Might as Well Face It...
More field notes:
I'm 'bouta ace this jawn right here. [English test]
We gotta do these definition jawns on the back? [dangling jawn]
I need my jawn to get to school in. [car]
I got this Family Guy jawn on my phone. [episode]
My jawn was negative. [drug test]
That's the funny jawn... [It's funny when that happens]
I was chilling in the jawn like this, ... [bathroom, receiving oral sex]
I'm 'bouta go back to Disney World, dog. That jawn was poppin'. [place/amusement park]
I got smoking jawn. [smoking cessation classes]
I'm going to kill that jawn. [bug]
Tuesday, September 30, 2008
Keeping up with the Jawnses
Here are some field notes from my most recent jawns encounters. Bracketed words are the words (sometimes my best guess) for which "jawn" or "jawns" is the replacement.
“This jawn worked, then I pressed that jawn.” [iPod; button]
“This is a unorganized fire drill jawn.” [superfluous, a dangling jawn?]
“You should have said that before they gave out the jawn.” [student government ballot]
(In this case, our classes were voting for student president, and one of the candidates was in the class making last ditch attempts to convince people to vote for her. The kid who said this got a big laugh. Zing! Or, rather, Jawn!)
“They gave me this little notepad jawn.” [another dangler]
“That was the jawn that I forgot.” [answer or selection on a multiple choice quiz]

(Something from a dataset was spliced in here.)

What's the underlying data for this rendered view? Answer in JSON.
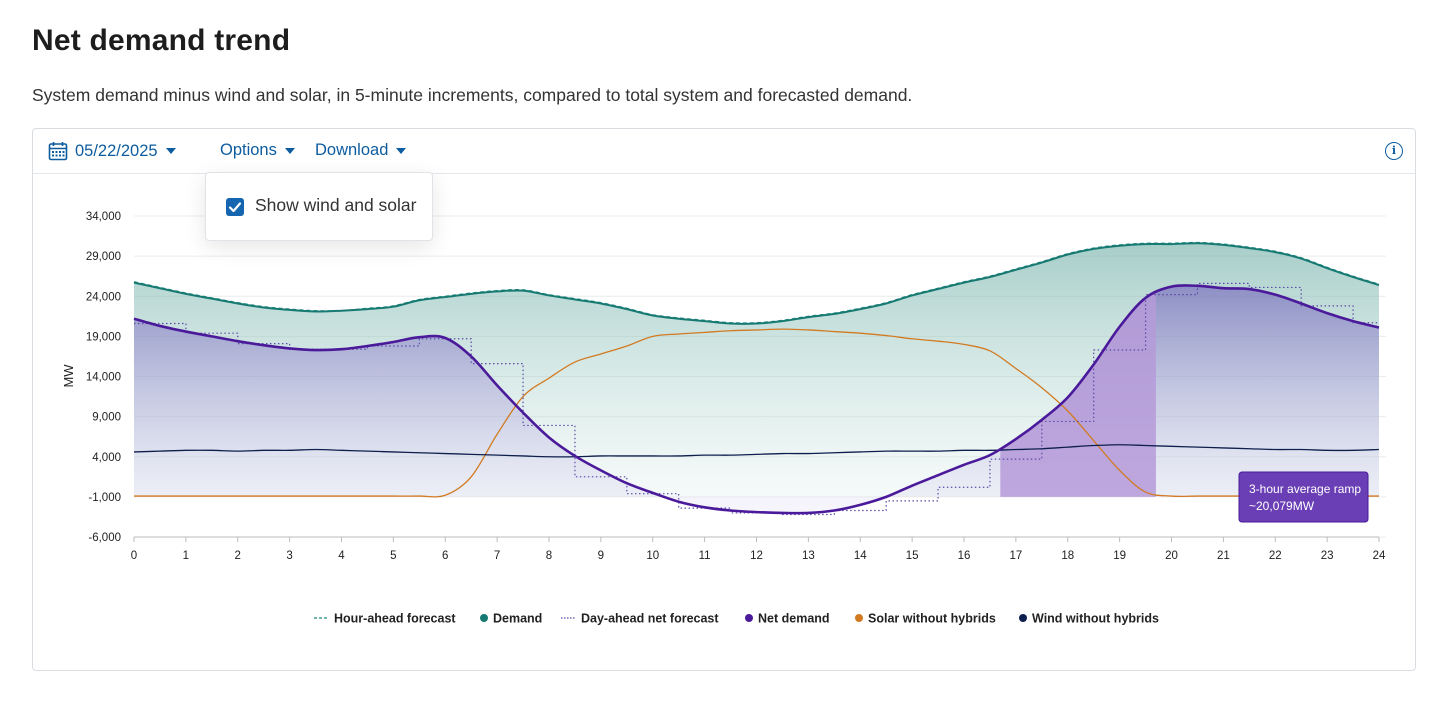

“I heard if you go out of state with that jawn, you lose service.” [Metro PCS cell phone]
“What jawn?” [Which one?]
“My little brother got that on the single and jawn. That jawn crazy.” [and stuff; song]
“Just write it on the same jawn so you ain’t waste the pass.” [referring to a hall pass, an instance of replacing a word with jawn and then using the replaced word in the same sentence]
“So, I’d put, like, March jawn.” [filling in a date on a form, March 2008]
“When I’m done with this job jawn, who I turn it in to?” [application]
Jawns 101
I moved to
For months, I heard the word as join’ or jon’. I assumed it was an abbreviation of joint, which we’ve all heard or used to function similarly as a kind of all-purpose pronoun (“that's my joint” or “that's the joint”). It wasn’t until about the billionth time this summer that I heard the word that I was forced to ask someone point blank what the fuck was going on. By the end of the summer, I was working at an inner-city school, and I began hearing it literally three and four times in a single sentence. Hell, three or four times in a sentence fragment.
So, I started to ask my roommate, “Have you heard anyone use this word--” I was cut off, “You mean, ‘jawn?’” Apparently, everybody knew but me. My roommate, who hears the word in her office apparently as much as I do at school, explained that it wasn’t a slurred version of joint but a unique word spelled j-a-w-n that rhymes with prawn or yawn. I didn’t believe her. I understand appropriating existing words (skeet, to use my favorite example of the last five years), but you can’t just invent words, right? I held onto my jon’ theory until the next day when, with a little time left in the hour, I put it to my fifth period class.
“Guys, I have a white question.”
“What is jon’?”
Uproarious laughter.
My spelling and pronunciation were corrected, and the already obviously versatile word was defined for me as, “Anything.”
We went back to the apartment to consult Urban Dictionary, and it had this to say:
As a noun:
Bob: Holler
George: Lemme get that jawns
As a verb (and a noun)
History teacher: Hello kids
Kid: If we jawns that jawns can we jawn it?
As an adverb:
Ferdinand: It was done in an extremely jawn fashion.
As an exclamation:
Kid: OMG I JUST FOUND A DOLLAR
Kid: OHHHHH NICE JAWNS!!!!!!
This omni-functionality of jawn raises an interesting question: Could language devolve into nothing but a series of jawnses?